Tuesday, March 18, 2008

from theory to practice

Just a note to inform y'all that for the first time I have concretely applied the knowledge acquired in this class to my own academic work (yay!). Last week, I wrote a paper about a poem by Aldo Palazzeschi, titled "La Passeggiata". I have liked this work for quite a while, and was glad to be able to finally discuss it thoroughly. When I picked up a copy of the book it was originally published in (the Futurist collection "L'Incendiario", published in 19o9 by Marinetti himself), I noticed some diffrences with the version I was accustomed to accessing online (which, I would later find out, reproduces the one in Palazzeschi's complete poems, published in the early 90s). This led me to a whole research of the poem's textual history in print, and I discovered that there are three different versions, the one from 1909, one from another collection published in 1930 (which introduces the major variations), and another from the early 70s, shortly before the author's death (which is the one reprinted in the complete works).

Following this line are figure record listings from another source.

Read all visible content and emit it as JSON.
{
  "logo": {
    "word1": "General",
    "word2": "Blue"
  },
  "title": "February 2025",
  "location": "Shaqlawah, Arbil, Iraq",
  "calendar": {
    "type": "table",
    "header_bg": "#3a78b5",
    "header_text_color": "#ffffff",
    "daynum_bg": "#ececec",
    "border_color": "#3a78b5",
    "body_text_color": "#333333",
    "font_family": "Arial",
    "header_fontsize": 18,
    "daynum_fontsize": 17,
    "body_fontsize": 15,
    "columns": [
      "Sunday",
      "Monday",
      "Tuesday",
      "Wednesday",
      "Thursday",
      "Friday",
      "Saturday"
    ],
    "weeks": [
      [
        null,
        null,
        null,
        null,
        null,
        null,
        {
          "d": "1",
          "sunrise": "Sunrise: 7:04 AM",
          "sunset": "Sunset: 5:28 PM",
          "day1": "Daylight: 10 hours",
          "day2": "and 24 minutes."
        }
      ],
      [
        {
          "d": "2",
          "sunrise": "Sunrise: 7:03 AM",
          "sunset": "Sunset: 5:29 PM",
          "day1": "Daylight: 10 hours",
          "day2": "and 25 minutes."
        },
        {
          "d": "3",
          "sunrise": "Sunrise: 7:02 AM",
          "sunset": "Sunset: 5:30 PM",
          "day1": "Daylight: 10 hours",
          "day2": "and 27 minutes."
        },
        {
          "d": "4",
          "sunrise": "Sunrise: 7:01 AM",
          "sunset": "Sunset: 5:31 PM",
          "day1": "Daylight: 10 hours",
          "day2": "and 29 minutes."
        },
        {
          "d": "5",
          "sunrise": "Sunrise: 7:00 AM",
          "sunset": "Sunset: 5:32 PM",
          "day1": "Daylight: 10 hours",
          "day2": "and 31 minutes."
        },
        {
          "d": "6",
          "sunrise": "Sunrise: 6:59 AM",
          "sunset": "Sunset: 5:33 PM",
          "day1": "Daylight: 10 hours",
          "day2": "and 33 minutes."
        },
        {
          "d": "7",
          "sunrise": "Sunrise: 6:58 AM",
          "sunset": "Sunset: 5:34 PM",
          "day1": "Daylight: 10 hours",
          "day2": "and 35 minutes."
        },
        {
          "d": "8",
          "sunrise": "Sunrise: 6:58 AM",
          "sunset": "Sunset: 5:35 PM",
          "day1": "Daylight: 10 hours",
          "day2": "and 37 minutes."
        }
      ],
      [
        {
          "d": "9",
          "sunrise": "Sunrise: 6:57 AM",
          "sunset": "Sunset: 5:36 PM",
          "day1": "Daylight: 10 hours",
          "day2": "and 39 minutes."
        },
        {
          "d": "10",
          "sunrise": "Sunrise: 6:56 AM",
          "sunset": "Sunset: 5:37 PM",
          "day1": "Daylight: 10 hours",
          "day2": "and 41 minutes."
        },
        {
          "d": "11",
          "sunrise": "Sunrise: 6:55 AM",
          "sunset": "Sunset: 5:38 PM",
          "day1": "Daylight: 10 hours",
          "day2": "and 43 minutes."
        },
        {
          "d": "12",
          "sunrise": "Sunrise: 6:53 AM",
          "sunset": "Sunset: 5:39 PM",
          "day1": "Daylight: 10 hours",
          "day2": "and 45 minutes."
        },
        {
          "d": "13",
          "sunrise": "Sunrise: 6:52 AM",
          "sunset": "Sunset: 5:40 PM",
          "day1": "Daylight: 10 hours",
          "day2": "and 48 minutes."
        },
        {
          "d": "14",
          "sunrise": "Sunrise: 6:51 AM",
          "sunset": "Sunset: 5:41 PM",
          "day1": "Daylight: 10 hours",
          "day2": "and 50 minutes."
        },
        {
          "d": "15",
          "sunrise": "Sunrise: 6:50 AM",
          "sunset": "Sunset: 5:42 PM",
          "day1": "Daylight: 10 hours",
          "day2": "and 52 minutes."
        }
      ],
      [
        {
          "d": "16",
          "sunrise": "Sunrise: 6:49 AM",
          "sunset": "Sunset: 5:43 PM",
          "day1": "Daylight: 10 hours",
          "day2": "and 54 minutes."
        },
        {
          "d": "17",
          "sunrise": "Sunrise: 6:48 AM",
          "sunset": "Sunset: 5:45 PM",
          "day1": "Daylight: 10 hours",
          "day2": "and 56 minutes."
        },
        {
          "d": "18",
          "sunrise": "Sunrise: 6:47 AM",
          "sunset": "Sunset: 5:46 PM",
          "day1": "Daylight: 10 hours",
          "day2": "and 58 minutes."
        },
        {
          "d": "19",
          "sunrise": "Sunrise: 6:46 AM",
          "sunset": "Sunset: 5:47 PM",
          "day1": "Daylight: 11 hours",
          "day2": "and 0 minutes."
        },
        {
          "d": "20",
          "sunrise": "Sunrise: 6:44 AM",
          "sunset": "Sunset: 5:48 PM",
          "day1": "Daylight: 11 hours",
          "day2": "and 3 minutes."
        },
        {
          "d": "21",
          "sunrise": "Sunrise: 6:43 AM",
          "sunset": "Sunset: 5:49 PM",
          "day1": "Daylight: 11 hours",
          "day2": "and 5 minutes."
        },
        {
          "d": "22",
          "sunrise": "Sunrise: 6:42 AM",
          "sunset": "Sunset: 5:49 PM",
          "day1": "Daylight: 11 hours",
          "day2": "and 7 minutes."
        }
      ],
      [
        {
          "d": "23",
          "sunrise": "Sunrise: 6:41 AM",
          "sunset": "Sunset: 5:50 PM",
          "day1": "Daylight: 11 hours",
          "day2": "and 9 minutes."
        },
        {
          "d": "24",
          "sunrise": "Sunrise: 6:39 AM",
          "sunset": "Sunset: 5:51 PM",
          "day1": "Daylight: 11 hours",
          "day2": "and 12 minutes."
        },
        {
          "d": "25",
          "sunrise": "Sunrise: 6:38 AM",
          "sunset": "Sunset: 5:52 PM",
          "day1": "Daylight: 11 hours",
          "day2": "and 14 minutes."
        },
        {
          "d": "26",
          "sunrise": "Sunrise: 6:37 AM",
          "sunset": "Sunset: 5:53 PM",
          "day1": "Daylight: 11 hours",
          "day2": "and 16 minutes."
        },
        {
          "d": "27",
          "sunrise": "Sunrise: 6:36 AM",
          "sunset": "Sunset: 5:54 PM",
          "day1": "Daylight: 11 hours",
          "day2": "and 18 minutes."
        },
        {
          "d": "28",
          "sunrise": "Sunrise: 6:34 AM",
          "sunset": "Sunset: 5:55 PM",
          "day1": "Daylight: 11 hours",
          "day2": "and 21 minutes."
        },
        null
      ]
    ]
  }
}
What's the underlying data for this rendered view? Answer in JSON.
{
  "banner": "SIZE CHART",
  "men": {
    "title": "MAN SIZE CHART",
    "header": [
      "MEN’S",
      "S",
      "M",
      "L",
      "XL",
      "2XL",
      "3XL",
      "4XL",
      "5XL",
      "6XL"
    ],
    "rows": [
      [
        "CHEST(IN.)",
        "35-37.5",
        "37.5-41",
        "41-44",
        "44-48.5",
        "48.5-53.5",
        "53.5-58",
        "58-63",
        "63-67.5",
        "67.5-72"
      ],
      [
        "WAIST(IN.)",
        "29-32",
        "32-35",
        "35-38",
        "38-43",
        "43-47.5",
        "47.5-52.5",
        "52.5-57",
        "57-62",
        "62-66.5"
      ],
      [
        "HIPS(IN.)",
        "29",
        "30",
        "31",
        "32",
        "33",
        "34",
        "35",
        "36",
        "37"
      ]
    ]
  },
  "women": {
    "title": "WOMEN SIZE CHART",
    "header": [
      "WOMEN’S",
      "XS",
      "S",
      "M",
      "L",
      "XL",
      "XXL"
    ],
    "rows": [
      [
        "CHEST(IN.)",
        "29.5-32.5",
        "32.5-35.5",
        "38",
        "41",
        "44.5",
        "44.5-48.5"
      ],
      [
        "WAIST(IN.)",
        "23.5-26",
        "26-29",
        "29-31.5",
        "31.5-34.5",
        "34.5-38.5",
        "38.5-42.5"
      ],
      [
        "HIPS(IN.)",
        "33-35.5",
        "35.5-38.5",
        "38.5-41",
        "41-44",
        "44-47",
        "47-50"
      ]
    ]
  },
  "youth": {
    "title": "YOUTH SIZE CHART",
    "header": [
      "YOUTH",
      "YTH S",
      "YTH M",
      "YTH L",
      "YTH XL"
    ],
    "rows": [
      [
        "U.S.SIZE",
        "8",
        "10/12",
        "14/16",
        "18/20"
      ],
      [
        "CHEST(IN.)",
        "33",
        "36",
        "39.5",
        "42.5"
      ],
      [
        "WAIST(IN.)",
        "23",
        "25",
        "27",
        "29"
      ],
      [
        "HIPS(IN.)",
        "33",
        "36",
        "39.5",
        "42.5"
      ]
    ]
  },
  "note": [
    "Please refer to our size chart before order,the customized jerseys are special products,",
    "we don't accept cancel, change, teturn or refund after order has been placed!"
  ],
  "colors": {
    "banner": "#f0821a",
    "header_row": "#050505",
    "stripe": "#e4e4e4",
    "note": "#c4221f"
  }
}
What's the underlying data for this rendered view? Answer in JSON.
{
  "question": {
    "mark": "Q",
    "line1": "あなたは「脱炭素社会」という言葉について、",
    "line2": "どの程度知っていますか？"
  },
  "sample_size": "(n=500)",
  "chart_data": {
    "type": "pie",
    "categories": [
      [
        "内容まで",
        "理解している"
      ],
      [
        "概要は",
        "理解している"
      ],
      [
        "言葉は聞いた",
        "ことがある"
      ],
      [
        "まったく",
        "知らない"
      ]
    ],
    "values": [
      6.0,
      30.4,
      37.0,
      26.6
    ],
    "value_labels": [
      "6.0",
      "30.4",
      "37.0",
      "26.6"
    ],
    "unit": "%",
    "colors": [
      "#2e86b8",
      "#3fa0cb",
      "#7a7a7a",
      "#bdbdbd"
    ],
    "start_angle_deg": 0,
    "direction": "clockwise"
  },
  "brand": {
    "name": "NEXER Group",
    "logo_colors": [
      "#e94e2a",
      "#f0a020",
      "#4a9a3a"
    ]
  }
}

I pondered the differences carefully, weighing them against the author's biography and the historical situations at the time of publishing (the first version was published at the hight of Futurist fervor, and when Palazzeschi himself was an official member of the movement, the second during Fascism, once the author had long renounced Futurism), and I came up (I hope) with some interesting conclusions. I also feel that the extra time and effort I spent doing my own "textual criticism" helped me gain a more thorough understanding of the poem altogether, and led me to some observations, not strictly related to textual scholarship, which I would not have otherwise arrived to. The point is, whereas in the past I would have just pulled up whatever version of the work and went from there, I think that thanks to my exposure to the ideas and concepts we've been exploring, I wrote a much more informed, and ultimately better paper.